Irwin Allen was almost single-handedly responsible for the seventies disaster movie craze. In fact, Allen was so successful that by 1978 he was running out of halfway plausible disasters to make films about, and killer bees were the best he could think of. The trouble is, bees are not very scary. Obviously if millions of them chased you down the street they'd be scary, but that's not something you worry about unless you have a bee phobia, in which case you won't be renting this movie, will you? Now, wasps are scary. But if this film had been about killer wasps, Irwin Allen would have had to pay a bunch of stuntmen to be covered in live wasps, and there isn't enough money in the world for that! However, stuntmen will agree to be covered in live bees because... well, see what I mean?
Therefore the script has to constantly and monotonously remind us that these aren't nice, cuddly, useful little American bees, but horrid African bees that really do exist and really do kill people and everything, even if they look exactly like regular bees. Maybe if I was African I'd find this scary, but I'm not, and it don't. We also have to accept that these particular bees, in addition to forming an implausibly gigantic swarm for no apparent reason, also just happen to have suddenly become immune to all known insecticides, hyper-intelligent, and insanely aggressive towards, amongst other unlikely things, helicopters, trains, and nuclear power stations. Mind you, this is a film which starts with the world's foremost bee expert casually wandering into the control room of a nuclear missile base because he happened to be driving past and the gate was open, and discovering that, by an amazing coincidence, everyone's just been stung to death by a new kind of bee! Presumably they encouraged a chimpanzee to play with scrabble letters until they vaguely resembled a script. After this, it's almost believable that the US Army is too stupid to build a bee-proof command center in an area they know is about to be attacked by bees, and they have to find out by trial and error that it's not safe to use flame-throwers indoors.
During the long dull patches between increasingly unlikely bee-related catastrophes resulting in ever more massive explosions, the cast struggle to come up with yet another reason why the entire military might of the USA is powerless against insects with attitude, the guest stars randomly die in contrived ways somehow involving bees, and the extras try to appear threatened by what looks like (and quite likely is) superimposed footage of tea-leaves swirling in a fish-tank.

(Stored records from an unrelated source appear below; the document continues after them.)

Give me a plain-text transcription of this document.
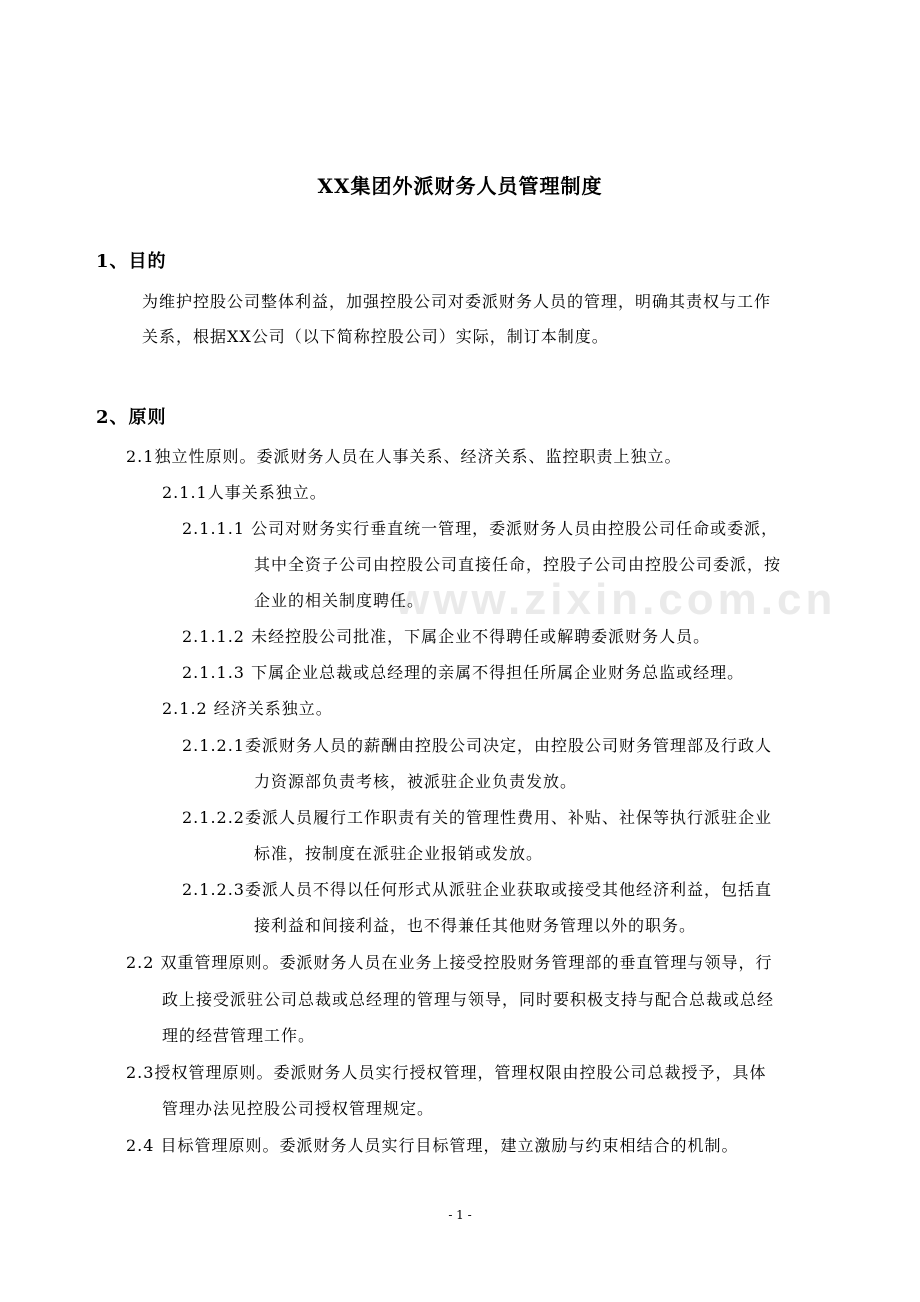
www.zixin.com.cn
XX集团外派财务人员管理制度
1、目的
为维护控股公司整体利益，加强控股公司对委派财务人员的管理，明确其责权与工作
关系，根据XX公司（以下简称控股公司）实际，制订本制度。
2、原则
2.1独立性原则。委派财务人员在人事关系、经济关系、监控职责上独立。
2.1.1人事关系独立。
2.1.1.1 公司对财务实行垂直统一管理，委派财务人员由控股公司任命或委派，
其中全资子公司由控股公司直接任命，控股子公司由控股公司委派，按
企业的相关制度聘任。
2.1.1.2 未经控股公司批准，下属企业不得聘任或解聘委派财务人员。
2.1.1.3 下属企业总裁或总经理的亲属不得担任所属企业财务总监或经理。
2.1.2 经济关系独立。
2.1.2.1委派财务人员的薪酬由控股公司决定，由控股公司财务管理部及行政人
力资源部负责考核，被派驻企业负责发放。
2.1.2.2委派人员履行工作职责有关的管理性费用、补贴、社保等执行派驻企业
标准，按制度在派驻企业报销或发放。
2.1.2.3委派人员不得以任何形式从派驻企业获取或接受其他经济利益，包括直
接利益和间接利益，也不得兼任其他财务管理以外的职务。
2.2 双重管理原则。委派财务人员在业务上接受控股财务管理部的垂直管理与领导，行
政上接受派驻公司总裁或总经理的管理与领导，同时要积极支持与配合总裁或总经
理的经营管理工作。
2.3授权管理原则。委派财务人员实行授权管理，管理权限由控股公司总裁授予，具体
管理办法见控股公司授权管理规定。
2.4 目标管理原则。委派财务人员实行目标管理，建立激励与约束相结合的机制。
- 1 -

A movie as spectacularly misconceived as this can't possibly have anything going for it other than unintentional humor, and that kind of accidental comedy quickly wears out its welcome. Roger Corman knew this very well, which is why his tightly-edited creature-features never exceeded 90 minutes. At a whopping two and a half hours, this sprawling, ponderous mess would have benefited from Corman ruthlessly amputating half of it. Sadly he didn't.